Case Presentation:

A 59–year–old Caucasian male with bipolar disorder presented to an outside hospital with altered mental status, generalized weakness, and lower extremity paralysis after a day of significant physical exertion. Physical exam revealed an absence of muscle tone and sensation in his bilateral lower extremities. Laboratory evaluation indicated rhabdomyolysis (CK 28,000), an acute kidney injury (Cr 2.52) and severely toxic levels of lithium 10.0 mmol/L (nl 0.8–1.2). MRI of cervical/thoracic/lumbar spine was normal. The patient was transferred to our facility for continued dialysis and further diagnostic workup and rehab for the peripheral neuropathy. A thorough evaluation, including nerve conduction studies, revealed peripheral axonal degeneration most likely caused by lithium toxicity. Kidney function slowly recovered. Patient underwent rehab and regained most sensorimotor function of his hips and knees but continues to have feet/ankle paralysis and parasthesias.

Discussion:

Lithium is well–known for its toxicities at supratherapeutic doses, most notably in the CNS, but other organ systems can be affected too. With approximately 10,000 cases of lithium toxicity reported per year in the US, we as physicians need to be aware of lithium toxicity and look for its effects, including rarely peripheral neuropathy. Lithium toxicity leading to peripheral polyneuropathy is vanishingly rare with only two other cases found reported in the literature. Acute polyneuropathy has many possible etiologies, including but not limited to: trauma, autoimmune (e.g. Guillan–Barre), toxicities (e.g. medicines, heavy metals), infections (e.g. poliomyelitis, Lyme disease), metabolic disturbances (e.g. Diabetes) and critical illness. Given the patient’s lithium level of 10.0 mmol/L (nl 0.8–1.2), this was felt to be the definitive cause. The other major consideration, critical illness polyneuropathy, was considered to be less likely given the lack of steroids, neuromuscular blocking agents, intubation, or sedation.
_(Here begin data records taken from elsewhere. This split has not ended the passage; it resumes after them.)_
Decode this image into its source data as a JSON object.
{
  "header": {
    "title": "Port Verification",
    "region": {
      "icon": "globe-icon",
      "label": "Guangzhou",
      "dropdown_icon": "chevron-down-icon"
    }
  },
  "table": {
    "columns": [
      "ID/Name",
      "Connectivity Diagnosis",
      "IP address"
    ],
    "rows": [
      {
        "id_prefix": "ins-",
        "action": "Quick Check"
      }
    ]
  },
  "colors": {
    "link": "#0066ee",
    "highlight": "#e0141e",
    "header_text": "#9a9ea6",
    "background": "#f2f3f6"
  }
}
Lithium toxicity often occurs either by intentional ingestion or decreased renal excretion following an acute kidney injury. Primary treatments include airway protection from emesis and seizures, and kidney support to help eliminate the drug, either with IV fluids or dialysis if needed.

Conclusions:

The purpose of this case is to highlight less well–known complications of lithium toxicity and encourage general awareness for lithium toxicity in the hospital setting.